Дело здесь не только в конфессиональном противостоянии. Православные Греция, Болгария, Румыния не вызывали и не вызывают на Западе такого стабильного негативного отношения. Наоборот, их приняли в «европейскую семью народов» (скорее, правда, «европейскую коммуналку») — Грецию давно, Болгарию и Румынию — недавно.
Ярый русофоб, один из вдохновителей неогерманского «Drang nach Osten» Карл Маркс в своей «Тайной дипломатии XVIII века» писал о возникновении единого Русского государства в конце XV столетия: «Изумленная Европа, в начале царствования Ивана III едва ли даже подозревавшая о существовании Московии, стиснутой между Литвой и татарами, была ошеломлена внезапным появлением на ее восточных рубежах огромного государства».
Действительно, образование между Европой и Азией мощного Русского государства стало одним из важнейших рубежей в истории Старого Света, не менее значимым, чем открытие Нового Света, происшедшее, кстати, почти одновременно (вообще, конец XV века был временем, удивительно насыщенным эпохальными историческими событиями, вот только современники, как обычно, не в состоянии это оценить).

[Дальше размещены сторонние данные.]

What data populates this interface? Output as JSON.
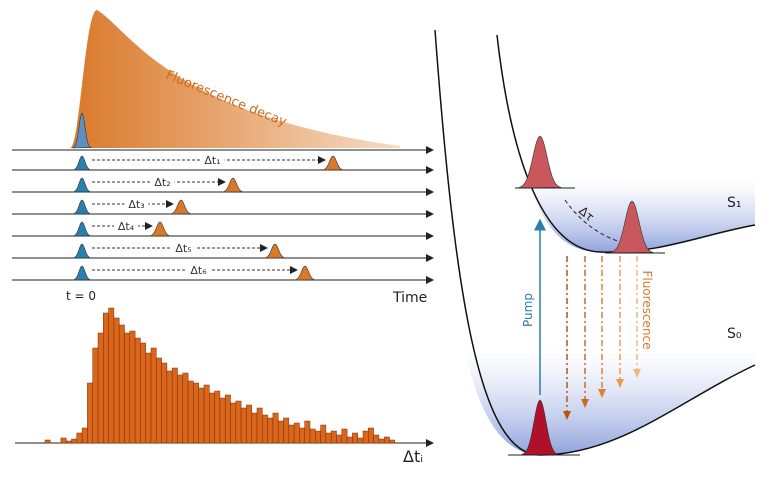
{
  "decay_label": "Fluorescence decay",
  "delays": [
    "Δt₁",
    "Δt₂",
    "Δt₃",
    "Δt₄",
    "Δt₅",
    "Δt₆"
  ],
  "t_zero": "t = 0",
  "time_axis": "Time",
  "histogram": {
    "axis_label": "Δtᵢ",
    "counts": [
      3,
      0,
      0,
      5,
      2,
      4,
      10,
      15,
      60,
      95,
      110,
      130,
      135,
      125,
      118,
      110,
      112,
      105,
      100,
      90,
      95,
      85,
      80,
      72,
      75,
      68,
      70,
      62,
      60,
      55,
      58,
      50,
      52,
      45,
      48,
      40,
      42,
      35,
      38,
      30,
      35,
      28,
      25,
      30,
      22,
      25,
      18,
      20,
      15,
      22,
      14,
      12,
      18,
      10,
      12,
      8,
      14,
      6,
      10,
      5,
      12,
      15,
      8,
      4,
      6,
      3
    ]
  },
  "pump": "Pump",
  "fluorescence": "Fluorescence",
  "relaxation": "Δτ",
  "excited_state": "S₁",
  "ground_state": "S₀"
}
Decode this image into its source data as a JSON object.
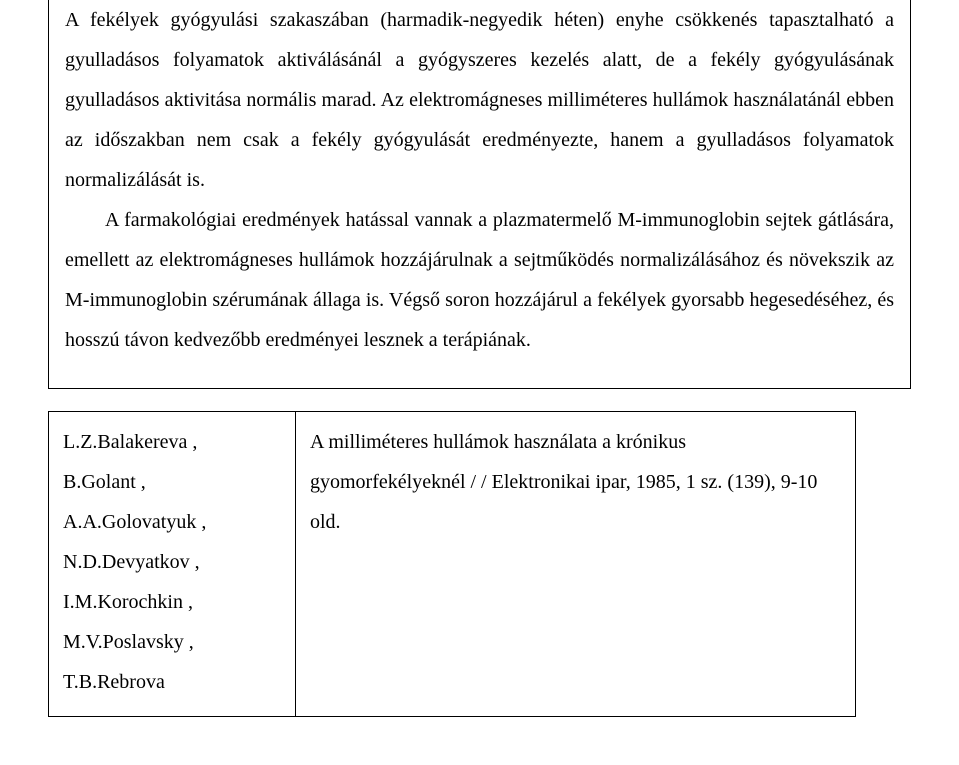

Кстати, и Россию Запад «открыл» приблизительно так же, как Америку.
В 1486 году рыцарь-авантюрист (сотрудник разведывательных служб, как мы бы сейчас сказали) Николас Поппель, путешествуя по разным странам, «случайно» заехал и в Московию, и тут с удивлением узнал, что восточнее Руси Литовской есть еще Русь Московская, гораздо обширнее и сильнее первой. Об этом своем «открытии» Поппель доложил своему покровителю — австрийскому и «римскому» императору Фридриху III Габсбургу. Последний отправил Поппеля в Москву уже в качестве официального посла с предложением «варвару» Ивану III королевской короны, что, естественно, подразумевало вступление русского государя в вассальную зависимость. На это московские бояре ответствовали: «Государь великий князь Божиею милостию наследовал державу Русскую от своих предков и поставление имеет от Бога».
Несмотря на этот ответ, а быть может и благодаря ему, между Россией и империей Габсбургов завязались тесные и дружественные отношения. Правда, со стороны «Восточной империи» (так переводится с немецкого название Osterreich) они диктовались стремлением втянуть Россию в противоборство с Османской империей, точнее — с вассальными Османам крымчаками. Но в царствование Ивана III не преуспели в этом.
Австрия была самым дальним европейским государством, с которым Москва поддерживала тогда регулярные дипломатические отношения (еще дальше были итальянские государства, но с ними велись сношения лишь на предмет найма грамотных специалистов в области строительства, военного дела, искусств и ремесел). А значительно ближе находились Литва, Польша, Ливонский Орден, Швеция. Вот этот форпост Европы, подпиравший наши земли, и являлся первейшими «глазами и ушами» цивилизованного Запада в его осведомлении о московитах.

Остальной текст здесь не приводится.